Blog Watch

Posts Tagged ‘deficits’

Picking Apart New CBO Numbers

The Congressional Budget Office finally released its score of the reconciliation bill, sending bloggers running to their keyboards to write up their thoughts.

Time’s Kate Pickert: “Some people say that comprehensive health care reform is like a balloon – squeeze one part and another part expands. … House Democratic leaders worked under severe fiscal constraints in designing their reconciliation package. They had to keep the legislation under $1 trillion over 10 years, make it save more than the Senate bill did, and expand coverage and affordability to satisfy House Democrats. These are not easy rules to follow, especially when the whip count is still volatile and the clock is ticking. But they followed the rules and the package could earn endorsements from some wavering House Democrats today.”

The American Spectator’s Philip Klein: “Democrats have maintained the strategy of delaying the major spending provisions until 2014 to create the appearance that the bill is cheaper over the CBO’s ten year budget window, from 2010 through 2019. In this version, the bill spends $17 billion in the first four years, while the remaining $923 billion, or 98 percent, is spent in the next six years. I’ve illustrated this tactic in the chart below.”

Hot Air’s Ed Morrissey: “Want to see what a shabby fraud these cost estimates are? Check out the line [in the CBO table] for ‘Gross Cost of Coverage Provisions’. This is why they’re delaying the start of the program, of course. If it kicked in right away, the decade-long estimate would obviously be well into the trillions. So they simply stalled it for four years, incurring just $17 billion in costs — or 1.8 percent of the total 10-year estimate — through 2013 so that wavering Democrats could go back to their districts and tell baldfaced lies to their constituents about the pricetag. A perfect ending to this travesty.”

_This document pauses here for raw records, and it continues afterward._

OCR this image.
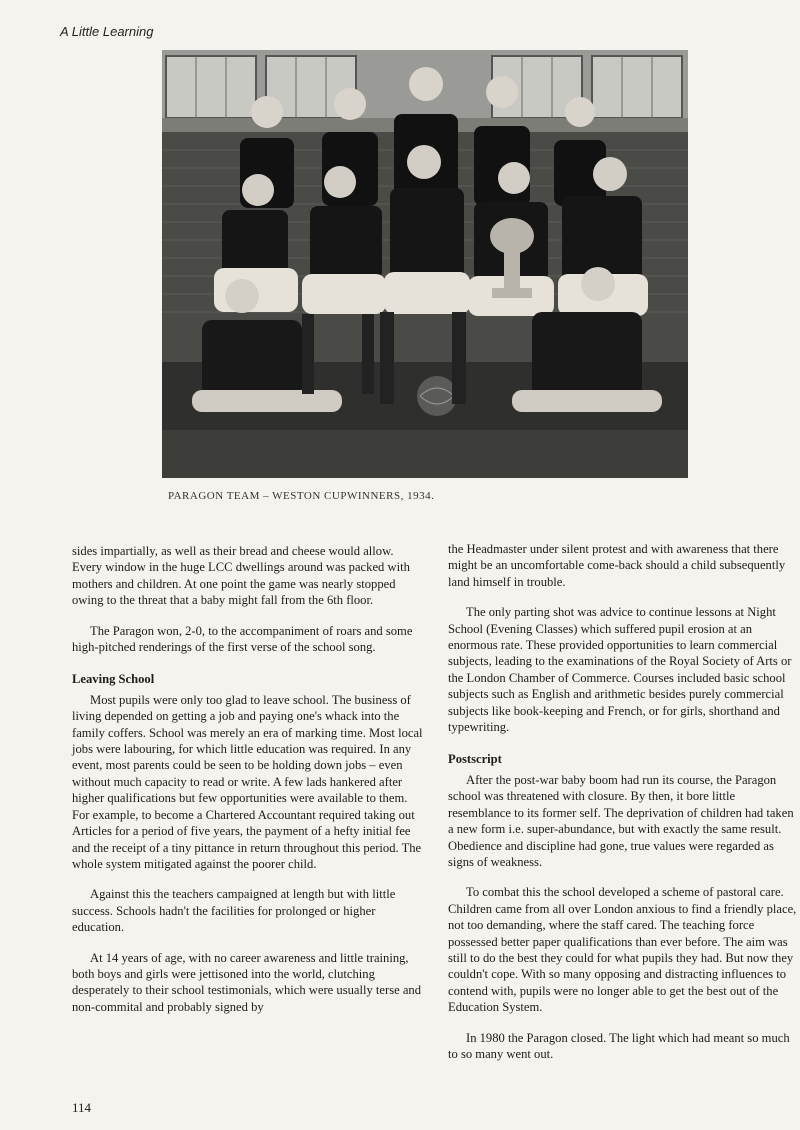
A Little Learning
PARAGON TEAM – WESTON CUPWINNERS, 1934.

sides impartially, as well as their bread and cheese would allow. Every window in the huge LCC dwellings around was packed with mothers and children. At one point the game was nearly stopped owing to the threat that a baby might fall from the 6th floor.

The Paragon won, 2-0, to the accompaniment of roars and some high-pitched renderings of the first verse of the school song.

Leaving School

Most pupils were only too glad to leave school. The business of living depended on getting a job and paying one's whack into the family coffers. School was merely an era of marking time. Most local jobs were labouring, for which little education was required. In any event, most parents could be seen to be holding down jobs – even without much capacity to read or write. A few lads hankered after higher qualifications but few opportunities were available to them. For example, to become a Chartered Accountant required taking out Articles for a period of five years, the payment of a hefty initial fee and the receipt of a tiny pittance in return throughout this period. The whole system mitigated against the poorer child.

Against this the teachers campaigned at length but with little success. Schools hadn't the facilities for prolonged or higher education.

At 14 years of age, with no career awareness and little training, both boys and girls were jettisoned into the world, clutching desperately to their school testimonials, which were usually terse and non-commital and probably signed by

the Headmaster under silent protest and with awareness that there might be an uncomfortable come-back should a child subsequently land himself in trouble.

The only parting shot was advice to continue lessons at Night School (Evening Classes) which suffered pupil erosion at an enormous rate. These provided opportunities to learn commercial subjects, leading to the examinations of the Royal Society of Arts or the London Chamber of Commerce. Courses included basic school subjects such as English and arithmetic besides purely commercial subjects like book-keeping and French, or for girls, shorthand and typewriting.

Postscript

After the post-war baby boom had run its course, the Paragon school was threatened with closure. By then, it bore little resemblance to its former self. The deprivation of children had taken a new form i.e. super-abundance, but with exactly the same result. Obedience and discipline had gone, true values were regarded as signs of weakness.

To combat this the school developed a scheme of pastoral care. Children came from all over London anxious to find a friendly place, not too demanding, where the staff cared. The teaching force possessed better paper qualifications than ever before. The aim was still to do the best they could for what pupils they had. But now they couldn't cope. With so many opposing and distracting influences to contend with, pupils were no longer able to get the best out of the Education System.

In 1980 the Paragon closed. The light which had meant so much to so many went out.

114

The Washington Post’s Ezra Klein: “The question people generally ask about the final health-care reform vote is, ‘Won’t it be politically difficult for many House Democrats to vote yes?’ But with the release of the CBO report (pdf), I’d flip that question a bit: Won’t it be substantively difficult for many House Democrats to vote no?” He points out that Democrats will be loathe to vote against a bill that extends health insurance to 32 million people, ends some of the most dreaded insurance practices like discrimination based on pre-existing conditions and cuts the deficit.”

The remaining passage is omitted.